Onde vivem os monstros

Em algum lugar, usualmente bem distante, bem escondido, habitam em nós monstros gigantescos. Não são assustadores até que os encaremos fixamente. Eles nos olham de volta e aquilo que deveria ser a nossa pergunta única, exclusiva, absoluta, torna-se – apenas isso – o silêncio. Aquilo que deveria deixá-los amedrontados porque ignorariam a resposta as nossas perguntas é a causa de nosso vexame, de nosso calar, de nosso medo. Diante de uma pergunta que não fizemos, simplesmente calamos.

É também nesse lugar ermo, quase inabitado que percebermos nossa responsabilidade. Nós os alimentamos. Nós os criamos, nós os educamos até que eles consigam se adequar às nossas exigências mais singulares. Há, todavia, um ponto, um trecho, uma parte desse processo em que nos permitimos sermos, por eles, devorados.
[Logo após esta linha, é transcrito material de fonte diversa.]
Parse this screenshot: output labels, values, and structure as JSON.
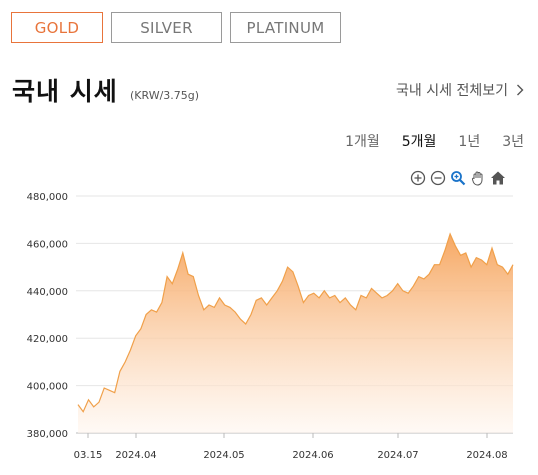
{
  "metal_tabs": [
    {
      "label": "GOLD",
      "active": true
    },
    {
      "label": "SILVER",
      "active": false
    },
    {
      "label": "PLATINUM",
      "active": false
    }
  ],
  "header": {
    "title": "국내 시세",
    "unit": "(KRW/3.75g)",
    "view_all_label": "국내 시세 전체보기"
  },
  "periods": [
    {
      "label": "1개월",
      "active": false
    },
    {
      "label": "5개월",
      "active": true
    },
    {
      "label": "1년",
      "active": false
    },
    {
      "label": "3년",
      "active": false
    }
  ],
  "toolbar_icons": [
    "zoom-in-icon",
    "zoom-out-icon",
    "magnify-icon",
    "pan-hand-icon",
    "home-icon"
  ],
  "colors": {
    "accent": "#e8743b",
    "line": "#f0a04a",
    "fill_top": "#f6a35a",
    "fill_bottom": "#fff6ef"
  },
  "chart_data": {
    "type": "area",
    "xlabel": "",
    "ylabel": "",
    "x_tick_labels": [
      "03.15",
      "2024.04",
      "2024.05",
      "2024.06",
      "2024.07",
      "2024.08"
    ],
    "y_tick_labels": [
      "480,000",
      "460,000",
      "440,000",
      "420,000",
      "400,000",
      "380,000"
    ],
    "ylim": [
      380000,
      480000
    ],
    "grid": true,
    "series": [
      {
        "values": [
          392000,
          389000,
          394000,
          391000,
          393000,
          399000,
          398000,
          397000,
          406000,
          410000,
          415000,
          421000,
          424000,
          430000,
          432000,
          431000,
          435000,
          446000,
          443000,
          449000,
          456000,
          447000,
          446000,
          438000,
          432000,
          434000,
          433000,
          437000,
          434000,
          433000,
          431000,
          428000,
          426000,
          430000,
          436000,
          437000,
          434000,
          437000,
          440000,
          444000,
          450000,
          448000,
          442000,
          435000,
          438000,
          439000,
          437000,
          440000,
          437000,
          438000,
          435000,
          437000,
          434000,
          432000,
          438000,
          437000,
          441000,
          439000,
          437000,
          438000,
          440000,
          443000,
          440000,
          439000,
          442000,
          446000,
          445000,
          447000,
          451000,
          451000,
          457000,
          464000,
          459000,
          455000,
          456000,
          450000,
          454000,
          453000,
          451000,
          458000,
          451000,
          450000,
          447000,
          451000
        ]
      }
    ]
  }
}
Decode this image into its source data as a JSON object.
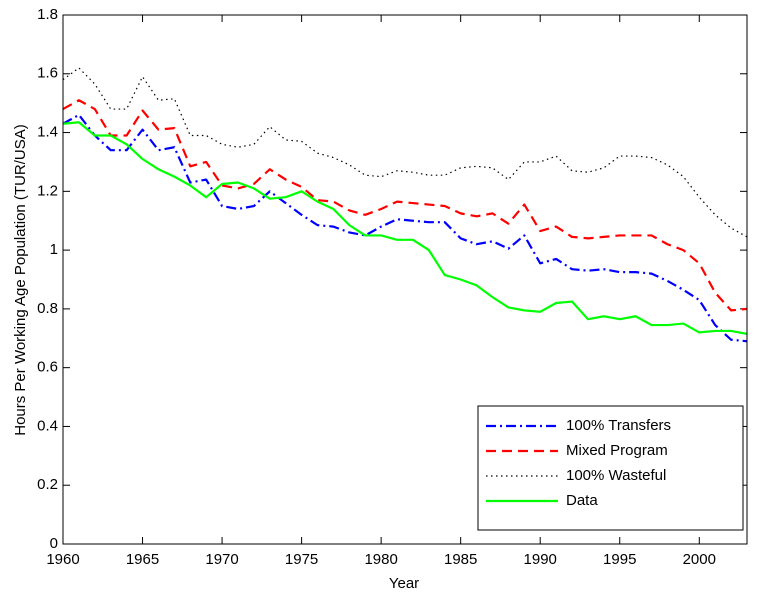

Tantas vezes olhamos com compaixão paterna, querendo compreender a razão de tamanha feracidade, de gigantesco apetite, mas falhamos no primeiro gesto de aproximação. Eles nos devoram antes mesmo de compreendermos suas ações. As que os ensinamos.

A cada palavra calada na boca, a cada silêncio travado na garganta, a cada choro engolido são eles a nos devorar. E os educamos para isso. Nem mesmo sabemos se o seu habitat é tão mais irreal do que as traves impostas por esses filhos que vivem nas sombras. São nossos filhos, educados ou mal-educados: inevitáveis crias. Aprendemos a lidar com eles, com todas as limitações possíveis. As nossas.

Se nos aproximamos de súbito, nos assustamos. Desconhecida é a reação. Talvez bem violenta. De um só golpe os monstros que cultivamos nos encarceram e nos engolem. Deixamos de ser predadores e nos tornamos presas. E vivemos desse modo, com receio do que criamos. A criatura supera o criador não por possuir mais ou melhores qualidades. Apenas por ter compreendido o medo do criador diante da obra criada. Da criatura em si.

Se devagar chegamos diante deles, como querendo fazer as pazes após uma querela qualquer, o pavor é ainda maior por desconhecermos as reações. O que se revela e se desvela aos poucos pode assustar ainda mais do que o susto do ímpeto e da surpresa. Parece que a lentidão cria um suspense indesejável, um mal-estar, uma náusea. É como uma morte lenta que sabemos irá acontecer. Uma ruminância em direção àquilo do qual não é possível escapar. E cedemos. Deixamo-nos ser presas fáceis.

E, ainda, se desejamos esperar, observar, analisar, prever o possível entreolhar entre criador e criatura, falhamos também. São olhos que não se enxergam mais. Há nesse mesmo lugar ermo tantas e diversificadas direções que não existe mais espaço para entreolhares, para uma percepção das intenções, para um reconhecimento das reações. Mútuas ou singulares. Nós criamos e educamos os nossos monstros.

É nesse lugar bem escondido que reconhecemos aquilo que nos tornamos diante do que não escolhemos. É nessa comunidade habitada por nossos filhos alimentados, criados, educados que nos tornamos estátuas impassíveis diante do medo ensinado. Daquele que ensinamos. E nem mesmo sabemos o por quê de o termos feito. O fizemos.

Não há escape senão perceber e aceitar que parimos os monstros que nos assustam e nos devoram. Como também não há escape em admitir que, embora parimos sozinhos, nunca concebemos em isolado. Os nossos monstros são nossos filhos. Eles têm pai e mãe. Eles têm pais. São frutos gerados a partir de nosso encontro com o outro, essa inescapável figura constituidora de nós mesmos.

Até mesmo eles – os monstros – nos são inescapáveis (indesculpáveis?) representações de todas as formas sem forma que se moldam larga e lentamente para nos formarem quem somos. Não são nossos reflexos, são uma ínfima e mínima parte refratada do que poderíamos ou desejaríamos nos tornar. E até mesmo o fazemos. Incorporamos um modo assustador de concebermos o nosso ser em vida. Monstruosa? Sim. É a nossa.

De fato, existe um lugar bem escondido onde habitam os monstros que não nos assustam até que os olhemos fixamente. Vê-los, reconhecê-los, ser por eles assustados é somente isso: reconhecer aquilo que nos tornamos diante do que não escolhemos. Monstruoso? Inevitavelmente.